Humans are united through common experiences. Most have loved and been loved. In our lifetimes, we will all experience joy that makes our hearts soar and grief that will bring us to our knees. We know the feeling of the warm sun and have gazed upward at the same stars in a night sky.
Yet we are also profoundly different. Our individual culture shapes the way we interpret the world around us and the way we interact with each other. Some cultural influences are determined by circumstances we are born into. Our race, gender, and national origin impact the way we experience our world. We may also choose various cultures throughout our lifetime, such as those found in religion, employment opportunities, or living in a different country.
Culture impacts our own lives, and it influences the way we treat others. Studying culture is important because it fosters a better sense of tolerance and appreciation of diversity. People who learn to value differences are people who encourage efforts to establish a more equitable society. They are more likely to recognize bias and to find the power of inclusion, understanding that different cultural groups bring diverse strengths to any community.

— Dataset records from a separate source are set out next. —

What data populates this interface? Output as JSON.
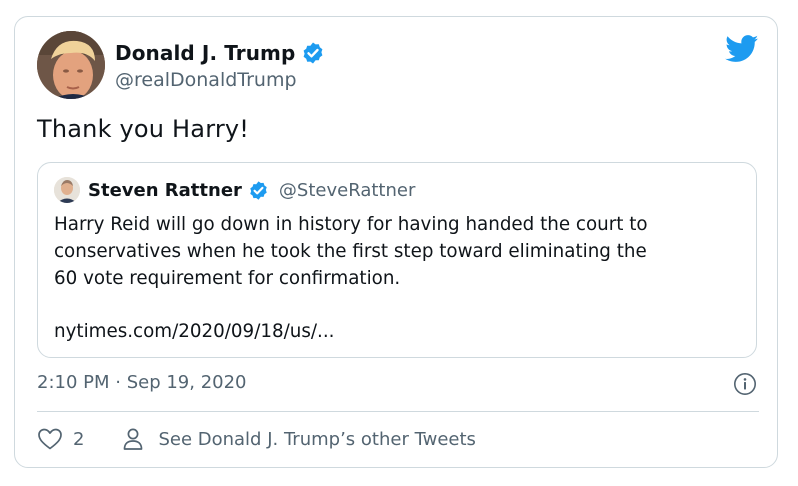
{
  "author": {
    "display_name": "Donald J. Trump",
    "handle": "@realDonaldTrump",
    "verified_icon": "verified-badge-icon"
  },
  "tweet": {
    "text": "Thank you Harry!",
    "timestamp": "2:10 PM · Sep 19, 2020",
    "likes": "2",
    "other_tweets_label": "See Donald J. Trump’s other Tweets"
  },
  "quoted": {
    "display_name": "Steven Rattner",
    "handle": "@SteveRattner",
    "body_lines": [
      "Harry Reid will go down in history for having handed the court to",
      "conservatives when he took the first step toward eliminating the",
      "60 vote requirement for confirmation."
    ],
    "link": "nytimes.com/2020/09/18/us/..."
  },
  "icons": {
    "brand": "twitter-bird-icon",
    "info": "info-icon",
    "like": "heart-icon",
    "profile": "person-icon"
  },
  "colors": {
    "brand_blue": "#1d9bf0",
    "secondary_text": "#536471",
    "border": "#cfd9de"
  }
}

Studying culture teaches people to understand and even celebrate individuality and to use a mindset of tolerance and respect to engage in meaningful conversations about conflict. It helps people to better understand the challenges that various cultural groups have faced as well as the meaningful impacts diverse cultures have had on world history. Studying culture encourages learners to become more cognizant of the world that exists beyond their own personal cultural experiences and to see the value that exists within those differences.